Pediatric Day Hospital at Maputo Central Hospital, Maputo, Mozambique.
Pediatr Infect Dis J. 2009 Dec;28(12):e283-7. doi: 10.1097/INF.0b013e3181ba6c92.
Resistant virus may be selected by sub-optimal control of HIV-1 replication during antiretroviral treatment. The incidence and profile of resistance in children receiving World Health Organization-recommended treatment remains to be evaluated on a large scale.
Assessment of the frequency and profile of resistant virus in HIV-1-infected children, treated for at least 6 months with stavudine/zidovudine + lamivudine + nevirapine and presenting virological failure in a large access program in Maputo, Mozambique.

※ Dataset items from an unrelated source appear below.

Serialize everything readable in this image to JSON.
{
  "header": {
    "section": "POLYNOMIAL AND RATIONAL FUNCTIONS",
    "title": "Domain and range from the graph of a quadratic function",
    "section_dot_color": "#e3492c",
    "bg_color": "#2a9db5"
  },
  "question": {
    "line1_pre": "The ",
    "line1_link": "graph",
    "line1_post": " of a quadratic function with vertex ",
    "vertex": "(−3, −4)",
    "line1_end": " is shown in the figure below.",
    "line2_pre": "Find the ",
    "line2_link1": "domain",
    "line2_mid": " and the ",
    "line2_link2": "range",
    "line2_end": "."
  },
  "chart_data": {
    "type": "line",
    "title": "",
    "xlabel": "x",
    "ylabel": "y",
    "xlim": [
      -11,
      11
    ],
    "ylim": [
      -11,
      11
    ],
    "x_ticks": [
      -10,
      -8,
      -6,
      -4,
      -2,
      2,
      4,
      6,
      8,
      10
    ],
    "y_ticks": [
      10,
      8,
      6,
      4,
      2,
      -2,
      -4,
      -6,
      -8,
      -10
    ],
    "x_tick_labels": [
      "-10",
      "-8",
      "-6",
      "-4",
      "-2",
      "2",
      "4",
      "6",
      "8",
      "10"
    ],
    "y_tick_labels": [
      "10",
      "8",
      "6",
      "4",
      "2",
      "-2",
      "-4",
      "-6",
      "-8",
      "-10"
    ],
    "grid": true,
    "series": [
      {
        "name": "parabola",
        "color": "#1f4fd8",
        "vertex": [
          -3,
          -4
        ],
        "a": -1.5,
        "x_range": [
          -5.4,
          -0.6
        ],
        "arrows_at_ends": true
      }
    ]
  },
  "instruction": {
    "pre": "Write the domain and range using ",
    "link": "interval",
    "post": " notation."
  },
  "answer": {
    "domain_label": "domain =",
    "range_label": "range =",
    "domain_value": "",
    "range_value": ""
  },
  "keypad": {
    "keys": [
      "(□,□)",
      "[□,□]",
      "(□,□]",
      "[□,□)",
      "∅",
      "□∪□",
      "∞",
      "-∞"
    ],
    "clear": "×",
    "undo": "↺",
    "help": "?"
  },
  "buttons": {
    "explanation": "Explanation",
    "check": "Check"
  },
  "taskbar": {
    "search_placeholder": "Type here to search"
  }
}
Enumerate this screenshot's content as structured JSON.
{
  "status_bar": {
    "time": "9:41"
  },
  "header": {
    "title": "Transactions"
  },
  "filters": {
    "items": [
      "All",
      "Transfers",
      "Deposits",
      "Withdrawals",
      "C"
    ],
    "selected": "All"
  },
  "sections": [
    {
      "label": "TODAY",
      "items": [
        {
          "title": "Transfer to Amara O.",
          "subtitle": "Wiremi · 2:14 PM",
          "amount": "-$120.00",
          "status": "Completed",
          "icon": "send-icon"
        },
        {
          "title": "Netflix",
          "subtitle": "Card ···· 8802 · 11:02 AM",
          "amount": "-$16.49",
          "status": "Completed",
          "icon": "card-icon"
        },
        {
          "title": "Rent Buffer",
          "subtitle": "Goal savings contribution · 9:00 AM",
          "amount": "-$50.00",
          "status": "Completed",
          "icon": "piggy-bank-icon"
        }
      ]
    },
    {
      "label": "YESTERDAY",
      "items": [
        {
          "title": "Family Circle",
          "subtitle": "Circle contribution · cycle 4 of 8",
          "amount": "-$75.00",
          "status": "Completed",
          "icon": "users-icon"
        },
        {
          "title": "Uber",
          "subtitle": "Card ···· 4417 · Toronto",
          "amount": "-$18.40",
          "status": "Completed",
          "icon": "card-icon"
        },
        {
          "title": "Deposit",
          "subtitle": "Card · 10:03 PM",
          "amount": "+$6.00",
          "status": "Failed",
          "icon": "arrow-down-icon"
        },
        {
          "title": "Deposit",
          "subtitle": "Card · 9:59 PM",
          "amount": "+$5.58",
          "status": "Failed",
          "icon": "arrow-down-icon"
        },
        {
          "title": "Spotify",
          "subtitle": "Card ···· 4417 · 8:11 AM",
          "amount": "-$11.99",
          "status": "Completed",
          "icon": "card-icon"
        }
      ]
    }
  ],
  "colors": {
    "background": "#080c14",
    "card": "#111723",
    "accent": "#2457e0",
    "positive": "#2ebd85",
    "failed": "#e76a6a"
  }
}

Cross-sectional evaluation of plasma HIV-1 viral load (VL) in 495 evaluable children among 512 treated for at least 6 months showed that 360 (72.7%) had a VL of <50 copies/mL of HIV-1 RNA. Genotypic resistance tests were performed in the 84 available samples from the 135 treated children with VL > or = 50 copies/mL: 92% of the viruses were resistant to lamivudine and/or nevirapine, and 15% were resistant to stavudine. Twenty children (24%) harbored virus with a extended spectrum of cross-resistance defined as resistance to the 3 drugs of the combination received by the child and/or at least 1 resistance to a drug to which the child had never been exposed (abacavir: 5%, tenofovir: 6%, didanosine: 3.5% and the new generation non nucleoside inhibitor, etravirine: 6%). The only factor identified by multivariate analysis as being associated with this extended resistance profile was the duration of treatment (aOR: 6.67 [95% CI: 1.24-35.93], P = 0.015 for treatment >24 months) with a per month increase of 1.09 (1.02-1.16) P = 0.007.
Residual viral replication in children receiving stavudine/zidovudine + lamivudine + nevirapine treatment is associated with a time-dependent risk of acquiring cross-resistance, including resistance to drugs currently used for second-line treatment and also to the new generation of non nucleoside reverse transcriptase inhibitors.
在抗逆转录病毒治疗期间,如果 HIV-1 复制的控制不理想,可能会选择耐药病毒。在世界卫生组织推荐的治疗方案下,接受治疗的儿童的耐药发生率和耐药谱仍需大规模评估。
评估在莫桑比克马普托一个大型治疗项目中,至少接受 6 个月齐多夫定/司他夫定+拉米夫定+奈韦拉平治疗,且病毒学治疗失败的 HIV-1 感染儿童中耐药病毒的发生频率和耐药谱。
在 512 名至少接受 6 个月治疗的患儿中,对 495 名可评估患儿进行了血浆 HIV-1 病毒载量(VL)的横断面评估,结果显示 360 名(72.7%)患儿的 HIV-1 RNA 病毒载量<50 拷贝/mL。对 135 名 VL≥50 拷贝/mL 的治疗患儿中 84 份可用样本进行了基因型耐药检测:92%的病毒对拉米夫定和/或奈韦拉平耐药,15%对司他夫定耐药。20 名患儿(24%)携带具有广泛交叉耐药谱的病毒,定义为对患儿所接受联合用药的 3 种药物耐药,和/或对患儿从未接触过的药物耐药(阿巴卡韦:5%,替诺福韦:6%,地达诺辛:3.5%,新型非核苷类逆转录酶抑制剂依曲韦林:6%)。多因素分析确定的唯一与这种广泛耐药谱相关的因素是治疗时间(OR:6.67[95%CI:1.24-35.93],P=0.015,治疗时间>24 个月),每月增加 1.09(1.02-1.16),P=0.007。
接受齐多夫定/司他夫定+拉米夫定+奈韦拉平治疗的儿童中残留病毒复制与获得交叉耐药的时间依赖性风险相关,包括对目前用于二线治疗的药物以及新型非核苷类逆转录酶抑制剂的耐药。